À l’inverse, l’activité crédit révèle une morosité préoccupante. La progression de l’encours agrégé des crédits se limite à 1,6% en glissement annuel, une croissance particulièrement timide qui reflète la prudence accrue des banques et la faiblesse de la demande de crédit. Cette asymétrie entre collecte et crédit pose des défis significatifs en termes de gestion de la liquidité et d’optimisation du bilan bancaire.
Vigilance renforcée face au risque crédit
Dans ce contexte économique complexe, Tunisie Valeurs souligne l’impératif d’une vigilance accrue face au risque crédit. Les banques tunisiennes doivent impérativement intensifier leurs efforts de recouvrement selon trois dimensions stratégiques : le recouvrement commercial, le recouvrement dynamique et le recouvrement contentieux.
Cette approche multidimensionnelle du recouvrement devient essentielle pour préserver la qualité des portefeuilles de crédit et maintenir la rentabilité dans un environnement dégradé. L’intermédiaire en bourse plaide pour une gestion proactive et prudente du portefeuille de crédits, seule approche permettant aux banques de réduire leur coût net du risque tout en faisant face à l’alourdissement de la pression fiscale.

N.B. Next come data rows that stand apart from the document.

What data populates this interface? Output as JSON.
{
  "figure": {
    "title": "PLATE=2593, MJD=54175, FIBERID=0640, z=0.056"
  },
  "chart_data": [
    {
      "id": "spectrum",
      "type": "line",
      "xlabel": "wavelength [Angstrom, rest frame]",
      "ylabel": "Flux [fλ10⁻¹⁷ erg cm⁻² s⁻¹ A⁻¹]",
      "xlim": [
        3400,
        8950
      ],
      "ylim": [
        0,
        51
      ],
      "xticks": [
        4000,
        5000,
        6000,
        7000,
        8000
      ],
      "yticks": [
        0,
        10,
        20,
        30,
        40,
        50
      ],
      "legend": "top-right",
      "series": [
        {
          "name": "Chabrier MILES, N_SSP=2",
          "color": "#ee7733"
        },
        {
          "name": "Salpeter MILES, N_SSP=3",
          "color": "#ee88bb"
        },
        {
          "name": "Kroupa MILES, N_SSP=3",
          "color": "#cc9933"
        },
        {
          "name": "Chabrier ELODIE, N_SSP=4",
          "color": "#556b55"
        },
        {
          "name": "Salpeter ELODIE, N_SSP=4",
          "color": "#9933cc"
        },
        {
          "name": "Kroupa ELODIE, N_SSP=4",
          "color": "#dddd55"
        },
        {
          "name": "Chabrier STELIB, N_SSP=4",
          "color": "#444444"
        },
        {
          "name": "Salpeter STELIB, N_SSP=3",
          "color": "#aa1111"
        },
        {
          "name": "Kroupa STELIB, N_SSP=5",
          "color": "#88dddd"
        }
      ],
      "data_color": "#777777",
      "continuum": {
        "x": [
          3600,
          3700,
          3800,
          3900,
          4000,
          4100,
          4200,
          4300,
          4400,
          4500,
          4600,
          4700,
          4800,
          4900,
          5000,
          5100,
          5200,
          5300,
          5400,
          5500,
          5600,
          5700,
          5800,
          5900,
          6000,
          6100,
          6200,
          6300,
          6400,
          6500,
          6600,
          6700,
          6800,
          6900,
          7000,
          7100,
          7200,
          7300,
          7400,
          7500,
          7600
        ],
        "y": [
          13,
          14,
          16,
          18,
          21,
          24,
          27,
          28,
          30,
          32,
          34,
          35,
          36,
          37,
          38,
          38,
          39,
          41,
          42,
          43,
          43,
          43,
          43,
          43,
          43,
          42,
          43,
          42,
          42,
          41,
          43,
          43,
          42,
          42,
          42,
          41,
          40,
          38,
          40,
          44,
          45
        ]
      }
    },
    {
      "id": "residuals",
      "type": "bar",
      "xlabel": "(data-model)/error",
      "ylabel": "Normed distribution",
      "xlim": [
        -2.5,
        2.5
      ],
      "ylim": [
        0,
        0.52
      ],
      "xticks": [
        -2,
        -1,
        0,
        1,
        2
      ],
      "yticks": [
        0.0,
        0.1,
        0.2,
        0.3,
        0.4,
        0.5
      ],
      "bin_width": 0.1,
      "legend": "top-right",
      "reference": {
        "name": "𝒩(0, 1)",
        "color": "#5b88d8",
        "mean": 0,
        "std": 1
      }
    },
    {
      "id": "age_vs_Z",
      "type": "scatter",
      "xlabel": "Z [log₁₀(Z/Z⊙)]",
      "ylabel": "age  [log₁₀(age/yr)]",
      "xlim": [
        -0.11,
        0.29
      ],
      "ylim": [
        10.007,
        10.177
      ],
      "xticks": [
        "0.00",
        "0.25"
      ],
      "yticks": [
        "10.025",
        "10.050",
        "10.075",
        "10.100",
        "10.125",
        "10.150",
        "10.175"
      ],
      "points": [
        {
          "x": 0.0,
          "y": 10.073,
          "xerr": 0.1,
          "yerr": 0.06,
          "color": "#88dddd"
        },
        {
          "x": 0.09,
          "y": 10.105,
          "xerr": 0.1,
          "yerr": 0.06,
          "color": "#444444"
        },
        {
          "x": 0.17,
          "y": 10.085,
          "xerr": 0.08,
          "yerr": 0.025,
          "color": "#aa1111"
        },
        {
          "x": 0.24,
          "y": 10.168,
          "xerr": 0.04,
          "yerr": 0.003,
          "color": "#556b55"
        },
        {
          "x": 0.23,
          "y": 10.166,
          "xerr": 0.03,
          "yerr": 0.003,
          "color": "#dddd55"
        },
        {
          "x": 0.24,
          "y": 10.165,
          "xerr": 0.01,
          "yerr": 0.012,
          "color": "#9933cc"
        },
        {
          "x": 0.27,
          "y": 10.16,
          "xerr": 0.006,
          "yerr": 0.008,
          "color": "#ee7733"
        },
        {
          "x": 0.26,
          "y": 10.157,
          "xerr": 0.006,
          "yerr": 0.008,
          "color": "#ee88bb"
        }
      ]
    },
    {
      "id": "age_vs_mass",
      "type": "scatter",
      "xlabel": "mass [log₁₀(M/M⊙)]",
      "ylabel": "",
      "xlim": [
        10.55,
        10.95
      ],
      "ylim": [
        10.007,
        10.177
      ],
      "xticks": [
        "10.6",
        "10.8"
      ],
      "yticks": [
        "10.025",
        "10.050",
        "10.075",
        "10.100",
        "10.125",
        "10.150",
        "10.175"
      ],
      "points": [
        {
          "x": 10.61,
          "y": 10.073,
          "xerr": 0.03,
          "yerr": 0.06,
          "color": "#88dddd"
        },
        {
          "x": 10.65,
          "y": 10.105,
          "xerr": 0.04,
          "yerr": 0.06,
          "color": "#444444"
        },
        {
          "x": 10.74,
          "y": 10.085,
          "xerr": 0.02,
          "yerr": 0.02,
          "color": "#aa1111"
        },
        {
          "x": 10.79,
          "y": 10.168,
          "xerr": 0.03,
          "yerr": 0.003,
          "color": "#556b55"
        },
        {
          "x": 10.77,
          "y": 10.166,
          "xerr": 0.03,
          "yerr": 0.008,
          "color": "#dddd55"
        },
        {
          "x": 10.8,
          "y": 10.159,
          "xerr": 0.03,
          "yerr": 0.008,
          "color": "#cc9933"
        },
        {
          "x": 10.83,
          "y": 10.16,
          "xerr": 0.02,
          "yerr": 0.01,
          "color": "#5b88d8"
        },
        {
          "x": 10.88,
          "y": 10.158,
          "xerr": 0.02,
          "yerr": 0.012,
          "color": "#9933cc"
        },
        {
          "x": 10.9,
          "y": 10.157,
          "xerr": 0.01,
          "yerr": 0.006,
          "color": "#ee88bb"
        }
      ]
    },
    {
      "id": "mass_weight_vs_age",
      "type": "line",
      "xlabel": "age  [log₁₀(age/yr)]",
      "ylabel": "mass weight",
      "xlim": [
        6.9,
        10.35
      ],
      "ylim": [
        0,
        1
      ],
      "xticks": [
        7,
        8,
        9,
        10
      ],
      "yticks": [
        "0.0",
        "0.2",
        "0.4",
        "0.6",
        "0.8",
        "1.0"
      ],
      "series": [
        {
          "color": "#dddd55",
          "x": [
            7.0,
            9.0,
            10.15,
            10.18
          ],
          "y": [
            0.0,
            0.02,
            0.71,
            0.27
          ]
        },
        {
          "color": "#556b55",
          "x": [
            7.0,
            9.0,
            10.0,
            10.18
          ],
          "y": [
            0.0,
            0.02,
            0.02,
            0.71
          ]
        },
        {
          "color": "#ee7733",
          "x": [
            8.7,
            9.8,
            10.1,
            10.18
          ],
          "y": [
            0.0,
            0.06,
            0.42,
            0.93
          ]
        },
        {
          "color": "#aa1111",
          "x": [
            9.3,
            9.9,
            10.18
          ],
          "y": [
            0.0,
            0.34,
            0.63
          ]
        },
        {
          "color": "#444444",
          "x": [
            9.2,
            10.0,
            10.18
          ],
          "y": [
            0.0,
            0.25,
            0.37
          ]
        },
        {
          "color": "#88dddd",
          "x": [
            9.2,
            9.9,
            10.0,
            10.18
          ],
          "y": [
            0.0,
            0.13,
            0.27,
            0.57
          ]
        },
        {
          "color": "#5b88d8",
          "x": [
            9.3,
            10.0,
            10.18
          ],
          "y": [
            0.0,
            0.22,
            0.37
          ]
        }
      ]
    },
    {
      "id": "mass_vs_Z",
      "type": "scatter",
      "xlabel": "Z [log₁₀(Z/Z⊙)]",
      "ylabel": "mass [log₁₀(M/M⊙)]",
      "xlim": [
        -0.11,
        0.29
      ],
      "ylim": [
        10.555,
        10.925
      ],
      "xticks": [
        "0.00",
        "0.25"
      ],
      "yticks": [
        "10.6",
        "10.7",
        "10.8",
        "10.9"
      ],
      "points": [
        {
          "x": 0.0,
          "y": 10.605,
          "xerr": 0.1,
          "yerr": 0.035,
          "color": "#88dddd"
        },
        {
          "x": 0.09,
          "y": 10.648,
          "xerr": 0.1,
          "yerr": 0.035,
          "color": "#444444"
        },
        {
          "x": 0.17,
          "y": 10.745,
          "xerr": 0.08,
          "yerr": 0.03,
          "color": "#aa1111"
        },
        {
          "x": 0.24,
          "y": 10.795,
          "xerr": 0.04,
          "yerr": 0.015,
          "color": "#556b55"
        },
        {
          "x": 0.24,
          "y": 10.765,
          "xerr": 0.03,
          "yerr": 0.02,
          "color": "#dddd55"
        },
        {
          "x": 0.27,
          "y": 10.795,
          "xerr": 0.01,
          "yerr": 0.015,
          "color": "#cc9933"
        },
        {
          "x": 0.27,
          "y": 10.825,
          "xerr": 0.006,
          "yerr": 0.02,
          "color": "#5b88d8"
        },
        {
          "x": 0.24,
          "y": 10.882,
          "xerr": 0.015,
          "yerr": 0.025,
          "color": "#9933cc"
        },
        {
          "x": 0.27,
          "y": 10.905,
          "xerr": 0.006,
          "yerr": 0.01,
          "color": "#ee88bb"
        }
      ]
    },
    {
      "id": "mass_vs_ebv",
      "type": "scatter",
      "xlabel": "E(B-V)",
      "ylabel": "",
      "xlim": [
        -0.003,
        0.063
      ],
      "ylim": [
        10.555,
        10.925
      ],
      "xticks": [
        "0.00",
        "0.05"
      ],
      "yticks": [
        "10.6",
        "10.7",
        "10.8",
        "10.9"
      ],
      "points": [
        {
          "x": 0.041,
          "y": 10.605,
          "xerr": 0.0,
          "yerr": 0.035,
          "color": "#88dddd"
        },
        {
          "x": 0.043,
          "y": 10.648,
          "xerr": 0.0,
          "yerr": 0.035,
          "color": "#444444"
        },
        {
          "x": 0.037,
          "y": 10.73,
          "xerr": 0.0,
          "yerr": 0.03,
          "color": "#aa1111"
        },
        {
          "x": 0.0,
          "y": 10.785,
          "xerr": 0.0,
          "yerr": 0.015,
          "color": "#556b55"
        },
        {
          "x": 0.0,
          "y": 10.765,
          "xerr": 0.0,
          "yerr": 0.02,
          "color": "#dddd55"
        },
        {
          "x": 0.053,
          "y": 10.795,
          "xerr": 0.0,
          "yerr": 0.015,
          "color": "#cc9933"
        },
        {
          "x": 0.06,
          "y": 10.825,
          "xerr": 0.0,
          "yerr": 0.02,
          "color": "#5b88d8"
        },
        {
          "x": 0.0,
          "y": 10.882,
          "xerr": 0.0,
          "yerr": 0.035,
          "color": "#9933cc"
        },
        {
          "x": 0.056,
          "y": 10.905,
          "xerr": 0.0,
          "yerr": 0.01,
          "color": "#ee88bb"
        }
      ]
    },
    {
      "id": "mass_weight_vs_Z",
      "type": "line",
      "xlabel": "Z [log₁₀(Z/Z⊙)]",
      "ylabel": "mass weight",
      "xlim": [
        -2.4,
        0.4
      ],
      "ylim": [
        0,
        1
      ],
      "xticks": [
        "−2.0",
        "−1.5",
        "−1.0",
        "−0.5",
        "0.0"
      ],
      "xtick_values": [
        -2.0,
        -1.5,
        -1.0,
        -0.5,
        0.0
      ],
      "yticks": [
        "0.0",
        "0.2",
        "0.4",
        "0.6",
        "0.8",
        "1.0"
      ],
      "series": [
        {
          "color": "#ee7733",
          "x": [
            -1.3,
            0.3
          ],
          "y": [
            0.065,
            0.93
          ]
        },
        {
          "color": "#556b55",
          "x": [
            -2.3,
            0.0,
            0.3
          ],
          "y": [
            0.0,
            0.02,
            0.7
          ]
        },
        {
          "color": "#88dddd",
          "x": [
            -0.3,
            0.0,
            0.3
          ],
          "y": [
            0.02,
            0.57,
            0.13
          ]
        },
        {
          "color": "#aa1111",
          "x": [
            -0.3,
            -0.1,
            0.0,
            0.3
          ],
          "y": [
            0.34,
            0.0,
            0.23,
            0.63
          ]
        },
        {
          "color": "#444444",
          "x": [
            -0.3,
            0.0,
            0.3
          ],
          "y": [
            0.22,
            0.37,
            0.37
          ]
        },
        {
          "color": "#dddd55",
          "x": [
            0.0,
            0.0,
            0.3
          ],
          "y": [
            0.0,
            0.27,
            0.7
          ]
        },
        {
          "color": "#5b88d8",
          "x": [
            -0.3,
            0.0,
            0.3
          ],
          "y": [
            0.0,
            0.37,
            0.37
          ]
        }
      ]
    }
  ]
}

Vers une nouvelle normalité du secteur bancaire tunisien
L’analyse de Tunisie Valeurs dessine les contours d’une nouvelle normalité pour le secteur bancaire tunisien, caractérisée par un ralentissement structurel de la croissance. Cette transformation profonde nécessite une adaptation stratégique des établissements bancaires, qui doivent repenser leurs modèles économiques et leurs approches commerciales.
Dans ce contexte, la sélection des valeurs bancaires les plus solides devient essentielle pour les investisseurs. Tunisie Valeurs recommande ainsi de sous-pondérer le secteur bancaire dans les portefeuilles d’investissement, privilégiant une approche sélective face aux défis structurels du secteur.
Bilan contrasté des performances 2024
Les résultats de 2024 offrent un éclairage nuancé sur la situation du secteur bancaire tunisien. Selon l’analyse de Tunisie Valeurs, les performances ont été globalement de bonne qualité, particulièrement en ce qui concerne la croissance bénéficiaire, la solidité bilancielle et la politique de dividende. Ces éléments positifs témoignent de la résilience fondamentale du système bancaire tunisien.
Cependant, le bilan apparaît moins satisfaisant concernant la qualité du portefeuille de crédit et la productivité opérationnelle. Ces faiblesses structurelles constituent des défis majeurs pour l’année 2025 et au-delà. Selon la Bourse de Tunis, les 12 banques cotées ont réalisé un résultat global de 1 683 millions de dinars au 31 décembre 2024, soit une progression de 8,4% par rapport à 2023, démontrant une certaine capacité de résistance malgré les difficultés.
Perspectives et recommandations stratégiques
Face à ces défis multiples, les banques tunisiennes doivent adopter une stratégie d’adaptation proactive. L’optimisation des coûts opérationnels, l’amélioration de la productivité, et le renforcement de la gestion des risques constituent les priorités stratégiques pour naviguer dans cet environnement difficile.
Les agences de notation internationales, qui couvrent les banques tunisiennes, anticipent déjà une contraction de la masse bénéficiaire du secteur pour 2025, malgré une amélioration du profil de risque portée par le récent relèvement de la note souveraine de la Tunisie. Cette prévision souligne l’ampleur des défis à relever pour maintenir la rentabilité du secteur bancaire tunisien.